Riemann-Roch notes / VI

The sphere as a calibration

On the sphere, Riemann-Roch says exactly what polynomial degree counting already says. That is why it is the right test case.

The projective line is the calibration example. Let

\[X=\mathbb P^1.\]

Then \(g=0\) and \(K\sim -2\infty\). Riemann-Roch becomes

\[\ell(D)-\ell(K-D)=\deg(D)+1.\]

One pole at infinity

Take \(D=n\infty\) with \(n\ge 0\). The functions in \(L(D)\) are meromorphic on \(\mathbb P^1\), have no finite poles, and have pole order at most \(n\) at infinity. They are precisely the polynomials of degree at most \(n\):

\[L(n\infty)=\operatorname{span}\{1,z,z^2,\ldots,z^n\}.\]

So

\[\ell(n\infty)=n+1.\]

This is the theorem in its most familiar form.

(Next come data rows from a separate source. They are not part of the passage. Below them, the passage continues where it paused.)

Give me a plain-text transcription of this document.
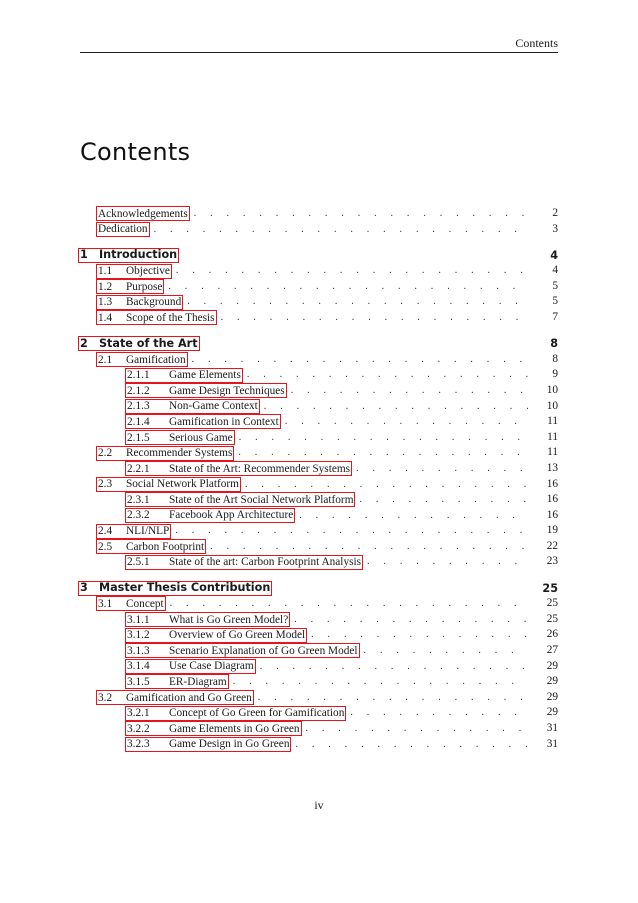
Contents
Contents
Acknowledgements . . .	2
Dedication . . .	3
1	Introduction	4
1.1	Objective . . .	4
1.2	Purpose . . .	5
1.3	Background . . .	5
1.4	Scope of the Thesis . . .	7
2	State of the Art	8
2.1	Gamification . . .	8
2.1.1	Game Elements . . .	9
2.1.2	Game Design Techniques . . .	10
2.1.3	Non-Game Context . . .	10
2.1.4	Gamification in Context . . .	11
2.1.5	Serious Game . . .	11
2.2	Recommender Systems . . .	11
2.2.1	State of the Art: Recommender Systems . . .	13
2.3	Social Network Platform . . .	16
2.3.1	State of the Art Social Network Platform . . .	16
2.3.2	Facebook App Architecture . . .	16
2.4	NLI/NLP . . .	19
2.5	Carbon Footprint . . .	22
2.5.1	State of the art: Carbon Footprint Analysis . . .	23
3	Master Thesis Contribution	25
3.1	Concept . . .	25
3.1.1	What is Go Green Model? . . .	25
3.1.2	Overview of Go Green Model . . .	26
3.1.3	Scenario Explanation of Go Green Model . . .	27
3.1.4	Use Case Diagram . . .	29
3.1.5	ER-Diagram . . .	29
3.2	Gamification and Go Green . . .	29
3.2.1	Concept of Go Green for Gamification . . .	29
3.2.2	Game Elements in Go Green . . .	31
3.2.3	Game Design in Go Green . . .	31
iv
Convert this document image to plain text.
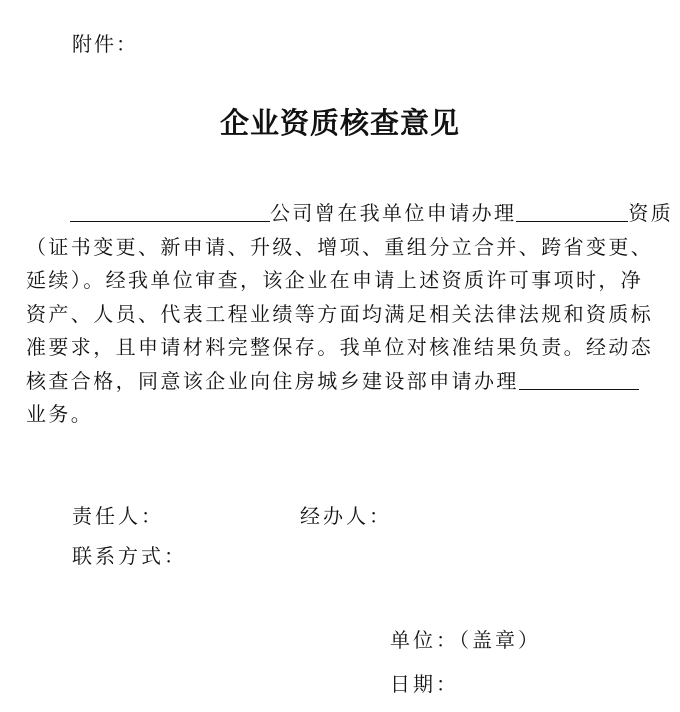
附件：
企业资质核查意见
公司曾在我单位申请办理	资质
（证书变更、新申请、升级、增项、重组分立合并、跨省变更、
延续）。经我单位审查，该企业在申请上述资质许可事项时，净
资产、人员、代表工程业绩等方面均满足相关法律法规和资质标
准要求，且申请材料完整保存。我单位对核准结果负责。经动态
核查合格，同意该企业向住房城乡建设部申请办理
业务。
责任人：	经办人：
联系方式：
单位：（盖章）
日期：
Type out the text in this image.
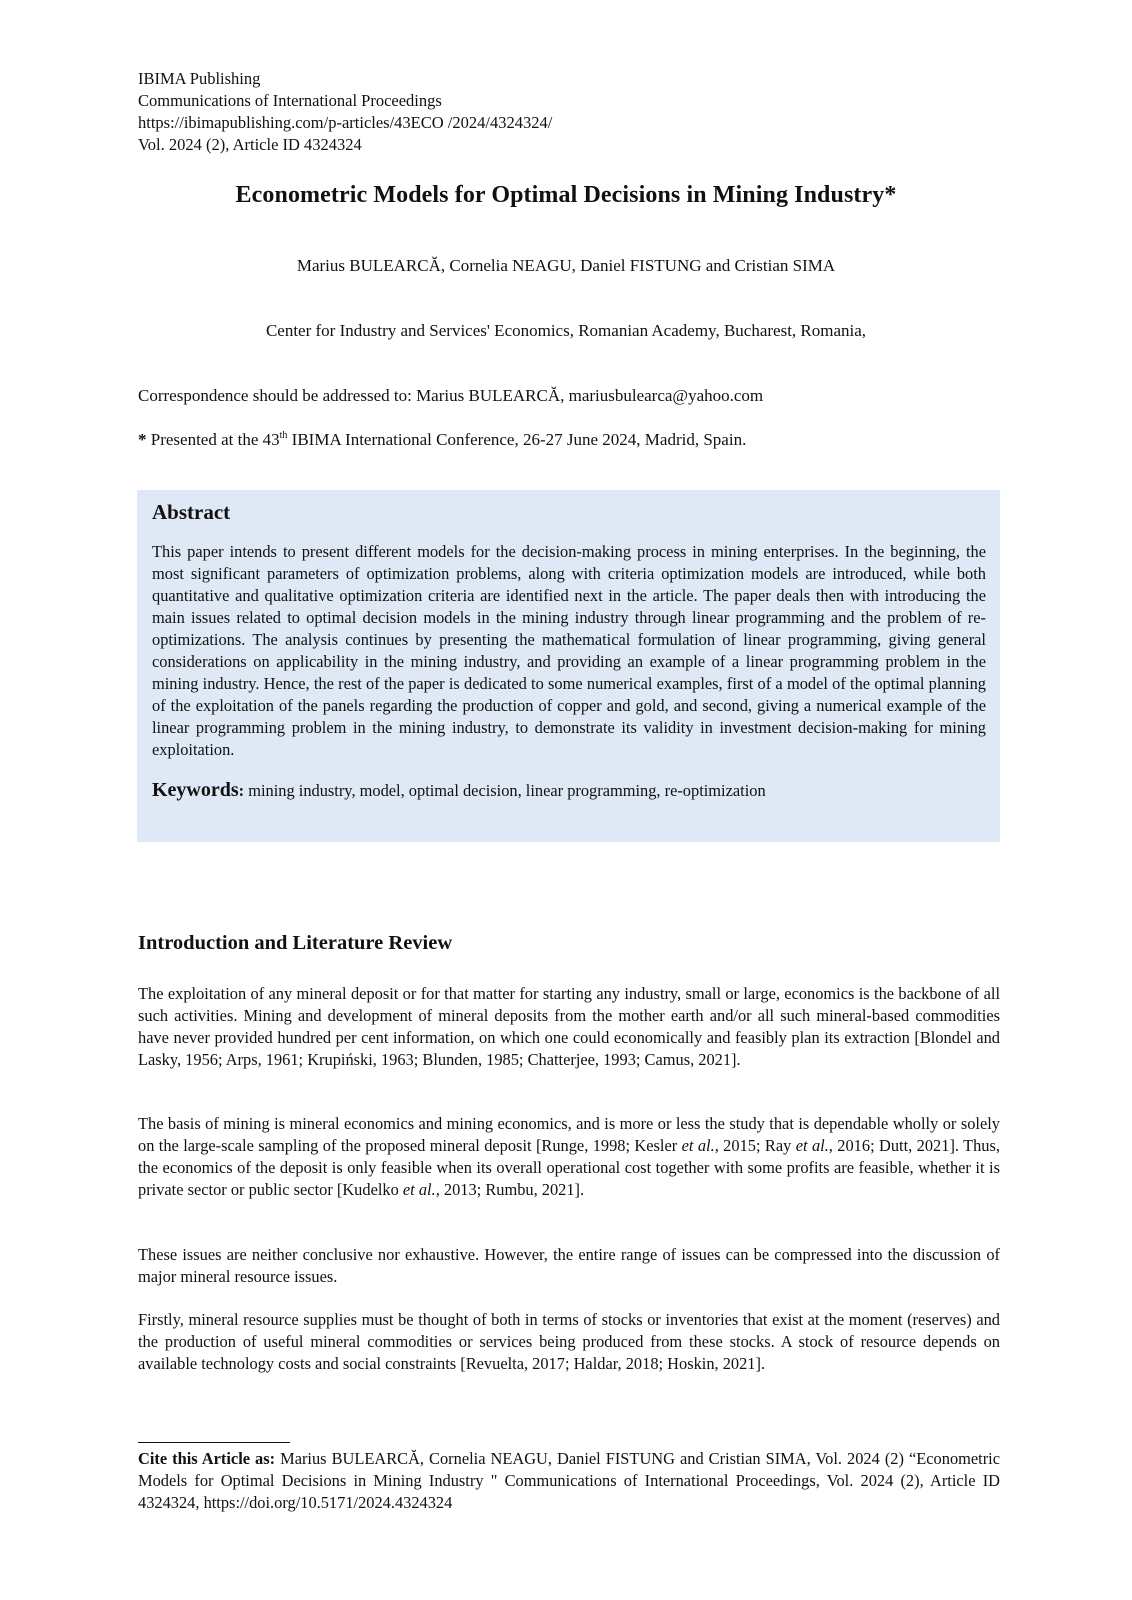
IBIMA Publishing
Communications of International Proceedings
https://ibimapublishing.com/p-articles/43ECO /2024/4324324/
Vol. 2024 (2), Article ID 4324324
Econometric Models for Optimal Decisions in Mining Industry*
Marius BULEARCĂ, Cornelia NEAGU, Daniel FISTUNG and Cristian SIMA
Center for Industry and Services' Economics, Romanian Academy, Bucharest, Romania,
Correspondence should be addressed to: Marius BULEARCĂ, mariusbulearca@yahoo.com
* Presented at the 43th IBIMA International Conference, 26-27 June 2024, Madrid, Spain.
Abstract
This paper intends to present different models for the decision-making process in mining enterprises. In the beginning, the most significant parameters of optimization problems, along with criteria optimization models are introduced, while both quantitative and qualitative optimization criteria are identified next in the article. The paper deals then with introducing the main issues related to optimal decision models in the mining industry through linear programming and the problem of re-optimizations. The analysis continues by presenting the mathematical formulation of linear programming, giving general considerations on applicability in the mining industry, and providing an example of a linear programming problem in the mining industry. Hence, the rest of the paper is dedicated to some numerical examples, first of a model of the optimal planning of the exploitation of the panels regarding the production of copper and gold, and second, giving a numerical example of the linear programming problem in the mining industry, to demonstrate its validity in investment decision-making for mining exploitation.
Keywords: mining industry, model, optimal decision, linear programming, re-optimization
Introduction and Literature Review
The exploitation of any mineral deposit or for that matter for starting any industry, small or large, economics is the backbone of all such activities. Mining and development of mineral deposits from the mother earth and/or all such mineral-based commodities have never provided hundred per cent information, on which one could economically and feasibly plan its extraction [Blondel and Lasky, 1956; Arps, 1961; Krupiński, 1963; Blunden, 1985; Chatterjee, 1993; Camus, 2021].
The basis of mining is mineral economics and mining economics, and is more or less the study that is dependable wholly or solely on the large-scale sampling of the proposed mineral deposit [Runge, 1998; Kesler et al., 2015; Ray et al., 2016; Dutt, 2021]. Thus, the economics of the deposit is only feasible when its overall operational cost together with some profits are feasible, whether it is private sector or public sector [Kudelko et al., 2013; Rumbu, 2021].
These issues are neither conclusive nor exhaustive. However, the entire range of issues can be compressed into the discussion of major mineral resource issues.
Firstly, mineral resource supplies must be thought of both in terms of stocks or inventories that exist at the moment (reserves) and the production of useful mineral commodities or services being produced from these stocks. A stock of resource depends on available technology costs and social constraints [Revuelta, 2017; Haldar, 2018; Hoskin, 2021].
Cite this Article as: Marius BULEARCĂ, Cornelia NEAGU, Daniel FISTUNG and Cristian SIMA, Vol. 2024 (2) “Econometric Models for Optimal Decisions in Mining Industry " Communications of International Proceedings, Vol. 2024 (2), Article ID 4324324, https://doi.org/10.5171/2024.4324324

Why every effective divisor behaves the same

On \(\mathbb P^1\), divisors are classified up to linear equivalence by degree. Therefore any effective divisor of degree \(n\) is linearly equivalent to \(n\infty\). Since linearly equivalent divisors have isomorphic \(L(D)\) spaces,

\[\deg(D)=n, \qquad D\ge 0 \quad\Rightarrow\quad \ell(D)=n+1.\]

Check with the correction term

For \(D=n\infty\),

\[K-D\sim -(n+2)\infty.\]

This has negative degree, hence \(\ell(K-D)=0\). Riemann-Roch gives \(\ell(D)=n+1\).

A slightly less standard divisor is

\[D=2\infty+0.\]

Then

\[L(D)=\operatorname{span}\{z^{-1},1,z,z^2\}.\]

This is the same dimension count, but it shows that the allowed poles need not all sit at infinity. The term \(z^{-1}\) appears because we explicitly allowed a simple pole at zero.

Another useful check is a divisor supported at three finite points. If \(D=[a]+[b]+[c]\) with distinct \(a,b,c\in\mathbb C\), then \(\deg(D)=3\) and \(\ell(D)=4\). A basis can be obtained by moving \(D\) to \(3\infty\) with a rational function, but the dimension is already forced by Riemann-Roch.

Genus zero has no holomorphic differentials, no Jacobian obstruction, and no special divisor theory beyond degree. That is why it is the right first example, and also why it is misleading if taken as the whole story.